A Glimpse of Heaven

Jen Bradbury
Jun 08 · 5 min read

For about a year, I've been captivated by an image that for whatever reason, I have not been able to forget.

The image comes from the final day I spent serving at an Easter Seals camp for special needs kids and adults. For three days prior, I served at this camp assisting counselors as they cared for, loved, and encouraged people with mild to severe physical abilities and an assortment of cognitive disabilities.

The days were stressful, frustrating, and challenging. On more than one occasion, I watched as frustrated campers threw food at counselors and spat on them. Yet, each time this happened, the counselors responded compassionately to their campers, many of whom could not feed themselves, go to the bathroom on their own, speak, or walk. I often found myself wondering why these counselors did what they did, knowing they could not possibly be making enough money to compensate them for the challenging and often thankless work they did.
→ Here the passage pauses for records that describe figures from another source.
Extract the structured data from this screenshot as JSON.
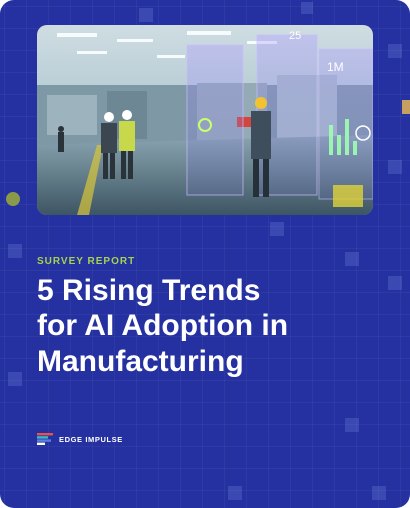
{
  "cover": {
    "eyebrow": "SURVEY REPORT",
    "title_lines": [
      "5 Rising Trends",
      "for AI Adoption in",
      "Manufacturing"
    ],
    "brand": "EDGE IMPULSE",
    "hud_labels": [
      "25",
      "1M"
    ]
  },
  "colors": {
    "background": "#2531a0",
    "accent_green": "#a8d24e",
    "title": "#ffffff",
    "logo_red": "#e5534b",
    "logo_teal": "#3fb8c4",
    "logo_blue": "#5b7fe0"
  },
  "icons": [
    "edge-impulse-logo-icon"
  ]
}
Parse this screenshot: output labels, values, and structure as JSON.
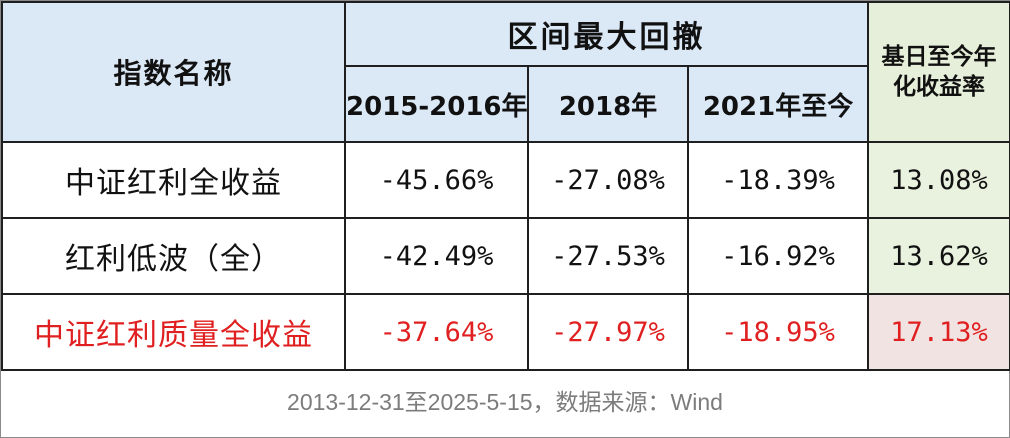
{
  "table": {
    "header": {
      "name_col": "指数名称",
      "drawdown_group": "区间最大回撤",
      "periods": [
        "2015-2016年",
        "2018年",
        "2021年至今"
      ],
      "annual_return": "基日至今年化收益率"
    },
    "rows": [
      {
        "name": "中证红利全收益",
        "dd_2015_2016": "-45.66%",
        "dd_2018": "-27.08%",
        "dd_2021_now": "-18.39%",
        "annual_return": "13.08%",
        "highlighted": false
      },
      {
        "name": "红利低波（全）",
        "dd_2015_2016": "-42.49%",
        "dd_2018": "-27.53%",
        "dd_2021_now": "-16.92%",
        "annual_return": "13.62%",
        "highlighted": false
      },
      {
        "name": "中证红利质量全收益",
        "dd_2015_2016": "-37.64%",
        "dd_2018": "-27.97%",
        "dd_2021_now": "-18.95%",
        "annual_return": "17.13%",
        "highlighted": true
      }
    ]
  },
  "footnote": "2013-12-31至2025-5-15，数据来源：Wind",
  "colors": {
    "header_blue": "#dbe8f6",
    "annual_green": "#e6efd9",
    "highlight_red": "#e02020",
    "footnote_gray": "#7c7c7c"
  }
}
At the end of the third day at the camp, I was informed that my last day at the camp would include a pool day in which all campers would be encouraged to swim. As a result, other volunteers and I were asked to bring swimsuits so we could swim with the campers and help them on a one-on-one basis. After hearing that, I left thinking the counselors were crazy. How on earth could we get campers who couldn't walk or talk  into the swimming pool?

Yet, the next day, I watched, humbled and amazed as the counselors managed both volunteers and campers, helping us learn how to help campers “swim”. I was stunned as I saw camper after camper come alive as they entered the pool, like a scene from the old movie, Cocoon. Counselors and volunteers did laps around the pool, cradling campers in their arms. As they did, it was as though broken bodies began to heal. People's muscles relaxed as they floated. Those whose faces had appeared stiff all week - as though they were stuck in a perpetual grimace - suddenly seemed able to smile.
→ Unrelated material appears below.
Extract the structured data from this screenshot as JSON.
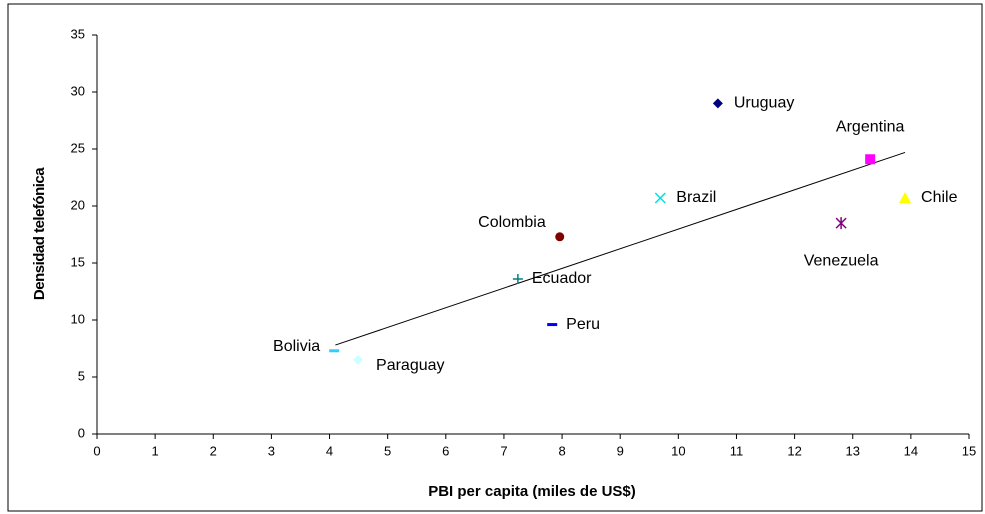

As I watched this scene unfold before me, I felt as though I caught a glimpse of heaven and of what John talks about in Revelation 21:4 when he says, “He will wipe every tear from their eyes. There will be no more death or mourning or crying or pain, for the old order of things has passed away.”

It was beautiful, so much so, that it took my breath away.

Even though this image has captivated me for the last year, this week, it has done something more than that. It has also given me hope as I grieve the death of my uncle, a mentally handicapped man whose life was, in many ways, challenging – different and yet not all that different from the lives of many of the Easter Seal campers.

One of the promises of Christianity is that we do not grieve as those who have no hope. So today, I cry. Today, I'm sad. Yet, today, I'm clinging to the hope that I have in Christ.

Maybe even today my uncle is swimming in a pool somewhere in heaven with a formerly broken body and mind now beautifully restored and redeemed.